Being diagnosed with diabetes during pregnancy may seem daunting but it’s important to work with a healthcare team to develop a plan to control blood glucose. This often requires lifestyle changes including diet modifications, managing your weight gain, being physically active, and in some cases, medications. (In many cases, gestational diabetes goes away after you give birth.)
A mother’s diet is very important during pregnancy since it not only affects the mother but the developing baby as well. Cravings and various food aversions are normal during pregnancy so discuss them with a registered dietitian or another member of your healthcare team so they can help develop a plan that not only meets your nutritional needs but is also appealing. (If your diet is full of foods you don’t enjoy or like, you are not likely to stick to it.)

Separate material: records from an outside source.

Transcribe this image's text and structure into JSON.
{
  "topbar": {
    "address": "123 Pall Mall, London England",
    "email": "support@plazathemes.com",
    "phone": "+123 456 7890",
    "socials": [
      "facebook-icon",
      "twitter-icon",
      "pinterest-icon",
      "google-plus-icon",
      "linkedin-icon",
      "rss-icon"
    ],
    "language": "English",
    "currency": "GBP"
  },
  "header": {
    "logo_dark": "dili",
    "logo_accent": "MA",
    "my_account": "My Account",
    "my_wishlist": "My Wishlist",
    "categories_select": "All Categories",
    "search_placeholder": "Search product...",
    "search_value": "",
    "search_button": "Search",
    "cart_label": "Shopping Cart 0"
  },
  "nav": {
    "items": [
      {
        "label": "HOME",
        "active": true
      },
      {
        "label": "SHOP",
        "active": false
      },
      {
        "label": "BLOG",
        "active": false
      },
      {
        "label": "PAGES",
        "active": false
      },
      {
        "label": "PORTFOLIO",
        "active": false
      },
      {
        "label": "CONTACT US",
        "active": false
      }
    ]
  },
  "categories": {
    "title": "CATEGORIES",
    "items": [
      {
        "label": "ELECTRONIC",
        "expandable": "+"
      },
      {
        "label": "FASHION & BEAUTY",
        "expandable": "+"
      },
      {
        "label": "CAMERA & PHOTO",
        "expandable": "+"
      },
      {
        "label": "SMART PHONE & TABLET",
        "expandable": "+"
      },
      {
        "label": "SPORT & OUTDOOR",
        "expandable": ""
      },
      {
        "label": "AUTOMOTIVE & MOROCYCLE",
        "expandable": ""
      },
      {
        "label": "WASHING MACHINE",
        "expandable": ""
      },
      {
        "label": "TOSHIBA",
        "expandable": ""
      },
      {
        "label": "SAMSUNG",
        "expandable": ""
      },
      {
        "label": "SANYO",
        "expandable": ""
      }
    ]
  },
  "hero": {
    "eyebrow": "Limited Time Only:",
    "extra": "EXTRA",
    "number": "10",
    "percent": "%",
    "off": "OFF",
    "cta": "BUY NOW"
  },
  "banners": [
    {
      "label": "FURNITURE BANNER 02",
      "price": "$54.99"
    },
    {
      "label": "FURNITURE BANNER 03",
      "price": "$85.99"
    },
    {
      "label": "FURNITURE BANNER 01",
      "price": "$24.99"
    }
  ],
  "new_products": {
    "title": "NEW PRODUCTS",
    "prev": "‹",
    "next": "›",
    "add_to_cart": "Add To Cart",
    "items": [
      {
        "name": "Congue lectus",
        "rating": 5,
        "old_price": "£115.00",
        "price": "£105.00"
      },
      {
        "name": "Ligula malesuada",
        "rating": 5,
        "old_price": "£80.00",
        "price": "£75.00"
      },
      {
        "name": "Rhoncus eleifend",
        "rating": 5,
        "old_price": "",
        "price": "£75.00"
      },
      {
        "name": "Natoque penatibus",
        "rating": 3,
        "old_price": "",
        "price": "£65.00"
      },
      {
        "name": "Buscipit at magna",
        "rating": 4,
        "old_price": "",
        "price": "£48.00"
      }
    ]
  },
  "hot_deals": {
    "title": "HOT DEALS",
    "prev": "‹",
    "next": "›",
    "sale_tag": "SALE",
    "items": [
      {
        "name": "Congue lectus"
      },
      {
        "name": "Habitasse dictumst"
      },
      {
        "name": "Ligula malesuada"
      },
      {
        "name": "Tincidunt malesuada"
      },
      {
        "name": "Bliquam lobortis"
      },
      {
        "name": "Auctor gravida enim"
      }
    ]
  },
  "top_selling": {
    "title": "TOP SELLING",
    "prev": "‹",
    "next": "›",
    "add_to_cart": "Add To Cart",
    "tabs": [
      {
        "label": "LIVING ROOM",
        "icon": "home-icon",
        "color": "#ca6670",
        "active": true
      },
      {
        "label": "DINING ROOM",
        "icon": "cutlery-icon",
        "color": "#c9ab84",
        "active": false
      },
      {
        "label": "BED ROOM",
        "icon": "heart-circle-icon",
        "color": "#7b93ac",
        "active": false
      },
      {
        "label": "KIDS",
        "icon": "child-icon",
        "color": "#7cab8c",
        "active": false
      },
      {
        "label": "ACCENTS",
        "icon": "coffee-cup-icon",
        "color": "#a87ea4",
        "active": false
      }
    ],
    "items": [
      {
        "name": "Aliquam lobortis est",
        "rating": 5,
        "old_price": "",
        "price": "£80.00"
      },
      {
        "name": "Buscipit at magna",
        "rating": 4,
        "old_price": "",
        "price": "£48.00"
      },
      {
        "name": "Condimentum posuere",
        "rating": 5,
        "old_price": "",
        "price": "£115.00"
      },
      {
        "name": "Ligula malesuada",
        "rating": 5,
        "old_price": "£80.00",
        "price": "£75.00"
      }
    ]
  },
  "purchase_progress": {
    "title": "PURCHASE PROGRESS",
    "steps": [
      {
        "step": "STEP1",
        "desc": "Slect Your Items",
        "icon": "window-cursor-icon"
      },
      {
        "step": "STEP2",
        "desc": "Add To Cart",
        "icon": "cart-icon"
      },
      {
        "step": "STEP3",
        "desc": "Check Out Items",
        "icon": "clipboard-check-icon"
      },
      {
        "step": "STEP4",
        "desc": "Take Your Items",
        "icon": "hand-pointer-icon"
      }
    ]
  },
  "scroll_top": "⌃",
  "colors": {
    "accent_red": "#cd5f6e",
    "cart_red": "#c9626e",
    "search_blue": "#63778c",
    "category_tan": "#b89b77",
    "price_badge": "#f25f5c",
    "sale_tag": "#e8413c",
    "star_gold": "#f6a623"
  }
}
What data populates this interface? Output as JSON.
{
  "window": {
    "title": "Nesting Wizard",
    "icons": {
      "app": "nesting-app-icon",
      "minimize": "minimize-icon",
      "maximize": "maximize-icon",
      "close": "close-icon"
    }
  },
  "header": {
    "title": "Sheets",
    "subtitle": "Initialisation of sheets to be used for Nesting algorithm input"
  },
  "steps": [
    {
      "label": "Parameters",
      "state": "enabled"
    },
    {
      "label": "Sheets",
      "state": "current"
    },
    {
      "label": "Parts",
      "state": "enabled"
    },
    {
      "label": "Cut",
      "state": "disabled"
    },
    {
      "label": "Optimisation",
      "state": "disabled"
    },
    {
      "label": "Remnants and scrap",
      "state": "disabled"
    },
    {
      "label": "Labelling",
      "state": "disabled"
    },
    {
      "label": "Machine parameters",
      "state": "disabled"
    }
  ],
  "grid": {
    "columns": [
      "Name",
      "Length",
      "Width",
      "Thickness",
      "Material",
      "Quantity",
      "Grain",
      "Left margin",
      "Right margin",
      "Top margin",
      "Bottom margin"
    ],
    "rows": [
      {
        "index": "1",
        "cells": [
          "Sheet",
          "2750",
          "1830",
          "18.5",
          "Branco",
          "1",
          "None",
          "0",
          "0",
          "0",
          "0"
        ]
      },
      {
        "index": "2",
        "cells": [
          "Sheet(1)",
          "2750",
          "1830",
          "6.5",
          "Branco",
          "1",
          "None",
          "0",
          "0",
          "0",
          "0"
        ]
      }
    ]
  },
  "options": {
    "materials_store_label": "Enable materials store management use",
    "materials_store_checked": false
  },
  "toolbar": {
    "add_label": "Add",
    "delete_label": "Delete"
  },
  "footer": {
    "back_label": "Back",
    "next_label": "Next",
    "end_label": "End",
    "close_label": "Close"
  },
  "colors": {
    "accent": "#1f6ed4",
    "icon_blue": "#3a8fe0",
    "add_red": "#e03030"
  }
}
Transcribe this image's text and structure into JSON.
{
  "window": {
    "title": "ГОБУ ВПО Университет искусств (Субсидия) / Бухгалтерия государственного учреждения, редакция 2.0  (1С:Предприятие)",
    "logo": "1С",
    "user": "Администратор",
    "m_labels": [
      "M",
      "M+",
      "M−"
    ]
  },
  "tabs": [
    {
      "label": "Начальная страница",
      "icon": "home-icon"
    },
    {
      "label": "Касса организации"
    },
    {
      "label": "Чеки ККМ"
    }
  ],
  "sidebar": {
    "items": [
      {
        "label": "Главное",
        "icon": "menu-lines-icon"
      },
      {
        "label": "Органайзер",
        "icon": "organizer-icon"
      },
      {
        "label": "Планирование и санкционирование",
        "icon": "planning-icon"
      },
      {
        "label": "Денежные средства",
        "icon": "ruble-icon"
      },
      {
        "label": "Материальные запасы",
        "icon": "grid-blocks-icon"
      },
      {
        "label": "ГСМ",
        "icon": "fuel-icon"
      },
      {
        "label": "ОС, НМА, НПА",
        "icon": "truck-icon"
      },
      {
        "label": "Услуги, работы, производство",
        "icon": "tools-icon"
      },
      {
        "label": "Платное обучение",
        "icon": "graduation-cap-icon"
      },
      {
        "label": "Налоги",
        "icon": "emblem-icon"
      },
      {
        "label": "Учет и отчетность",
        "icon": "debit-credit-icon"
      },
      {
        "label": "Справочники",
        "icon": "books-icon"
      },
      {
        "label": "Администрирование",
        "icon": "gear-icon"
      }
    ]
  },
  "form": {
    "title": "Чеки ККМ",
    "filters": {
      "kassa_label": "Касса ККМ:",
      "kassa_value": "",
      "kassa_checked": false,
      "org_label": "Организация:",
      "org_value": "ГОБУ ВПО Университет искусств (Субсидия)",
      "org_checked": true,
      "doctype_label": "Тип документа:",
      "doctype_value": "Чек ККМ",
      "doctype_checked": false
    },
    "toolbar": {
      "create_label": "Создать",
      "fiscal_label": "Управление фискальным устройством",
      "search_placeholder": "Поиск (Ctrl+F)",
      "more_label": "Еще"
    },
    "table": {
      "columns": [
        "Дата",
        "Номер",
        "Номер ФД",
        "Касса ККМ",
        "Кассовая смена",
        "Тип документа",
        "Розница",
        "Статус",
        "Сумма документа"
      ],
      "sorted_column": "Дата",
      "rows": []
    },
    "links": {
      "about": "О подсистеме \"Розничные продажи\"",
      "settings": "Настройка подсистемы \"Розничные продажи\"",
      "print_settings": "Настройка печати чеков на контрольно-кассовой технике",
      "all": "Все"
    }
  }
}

It’s important to remember that moms need to eat enough calories and nutrients for both the mom’s and the baby’s health, which may leave less room for treats. Regardless of whether a food is perceived as healthy (such as fruits and vegetables) or indulgent (such as desserts) many foods affect blood glucose. Your healthcare provider can assist you in determining how frequently certain foods can be eaten as well as the amount (portion size is key).
Moms want the best for their baby so it’s easy to understand why they may have concerns about certain foods or food ingredients. Whether they have diabetes or not, some moms may wonder about the use of low-calorie sweeteners, such as aspartame, during pregnancy. Unfortunately, there has been a lot of misinformation recently about low-calorie sweeteners. However, aspartame is a safe and easy substitution to make in your diet and it allows you to enjoy something sweet without added calories or affecting your blood glucose. Moms can take comfort in the fact that aspartame does not cross the placenta and never reaches the developing baby. Instead, aspartame breaks down in the body to the same components found in other foods. More information about how aspartame is broken down in the body can be found here.
The U.S. Food and Drug Administration (FDA) and the Council on Scientific Affairs of the American Medical Association agree that women who are pregnant or breastfeeding can safely use aspartame. An American Academy of Pediatrics Committee on Nutrition task force also has concluded that aspartame is safe for both the mother and developing baby. However, it’s important that moms with phenylketonuria (also called PKU) discuss using aspartame with their health care team as aspartame is a source of phenylalanine.
Managing your diet while pregnant, especially if you have diabetes, may sound overwhelming, at first. While often temporary, poorly managed diabetes during pregnancy can be serious for both the mom and the developing baby. So it is very important to work with your healthcare provider to find ways you can make your diet both enjoyable and nutritious for you and your baby and be sure to enjoy this special time.